Gov. Doug Ducey issued an executive order today limiting dine-in restaurant capacity to 50 percent or less. And while he stopped short of mandating it, he urged Arizonans to stay home as much as possible to weather the recent alarming spike in COVID-19 diagnoses in our state.
“We’ve had a brutal June in Arizona,” Ducey said during an afternoon press conference, his first in 10 days. COVID-19 diagnoses have climbed 50 percent since June 21, rising to 112,671 as of today (July 9). A total of 2,038 Arizonans have died from the unpredictable virus infection, which affects different individuals in very different ways and can be transmitted by unknowing and unaffected carriers.

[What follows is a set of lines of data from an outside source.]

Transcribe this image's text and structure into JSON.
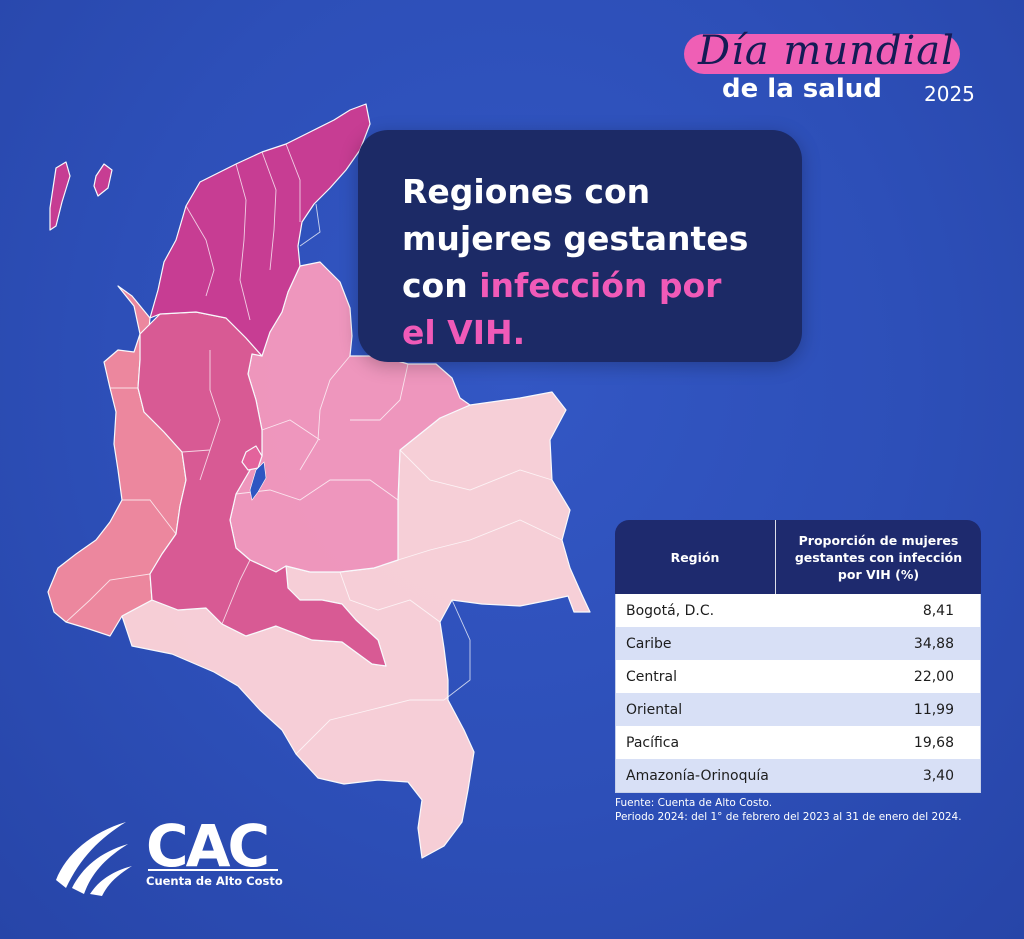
{
  "header": {
    "badge_script": "Día mundial",
    "badge_sub": "de la salud",
    "badge_year": "2025"
  },
  "title": {
    "line1": "Regiones con",
    "line2": "mujeres gestantes",
    "line3_a": "con ",
    "line3_b": "infección por",
    "line4": "el VIH."
  },
  "colors": {
    "caribe": "#cc3d92",
    "central": "#de5b93",
    "pacifica": "#f3899e",
    "oriental": "#f599bd",
    "amazonia_orinoquia": "#fdd3d8",
    "bogota": "#e9649b",
    "highlight": "#f05ab8",
    "panel": "#1c2a66"
  },
  "chart_data": {
    "type": "table",
    "columns": [
      "Región",
      "Proporción de mujeres gestantes con infección por VIH (%)"
    ],
    "rows": [
      {
        "region": "Bogotá, D.C.",
        "value": "8,41"
      },
      {
        "region": "Caribe",
        "value": "34,88"
      },
      {
        "region": "Central",
        "value": "22,00"
      },
      {
        "region": "Oriental",
        "value": "11,99"
      },
      {
        "region": "Pacífica",
        "value": "19,68"
      },
      {
        "region": "Amazonía-Orinoquía",
        "value": "3,40"
      }
    ]
  },
  "footer": {
    "source": "Fuente: Cuenta de Alto Costo.",
    "period": "Periodo 2024: del 1° de febrero del 2023 al 31 de enero del 2024."
  },
  "logo": {
    "text": "CAC",
    "subtitle": "Cuenta de Alto Costo"
  }
}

“We’re looking at a two- to four-week event,” Ducey said. “There is nothing you can do [during that time] that will help more than staying at home.”
When people must go out, he urged wearing masks. “If not for yourself, then for your neighbor, your grandparents and the [overwhelmed] nurses, doctors and healthcare workers,” he said.
Ducey and Arizona Department of Health Services Director Dr. Cara Christ also announced expanded testing capacity that will launch this Saturday, when a free painless “spit test” for coronavirus infection will be offered at a West Valley drive-up testing site.
Find upcoming coronavirus test dates and locations here.
“Project Catapult” is projected to ramp up to a capacity of 60,000 daily tests by the end of August, Ducey said, also promising “quicker results” once tests are done.
“We’re going to be living with this virus for the foreseeable future,” he said. “We hope this is the worst of it but we don’t know. And flu season is on the way. If we stay home, and make safer decisions … we could be in a different position in two weeks.”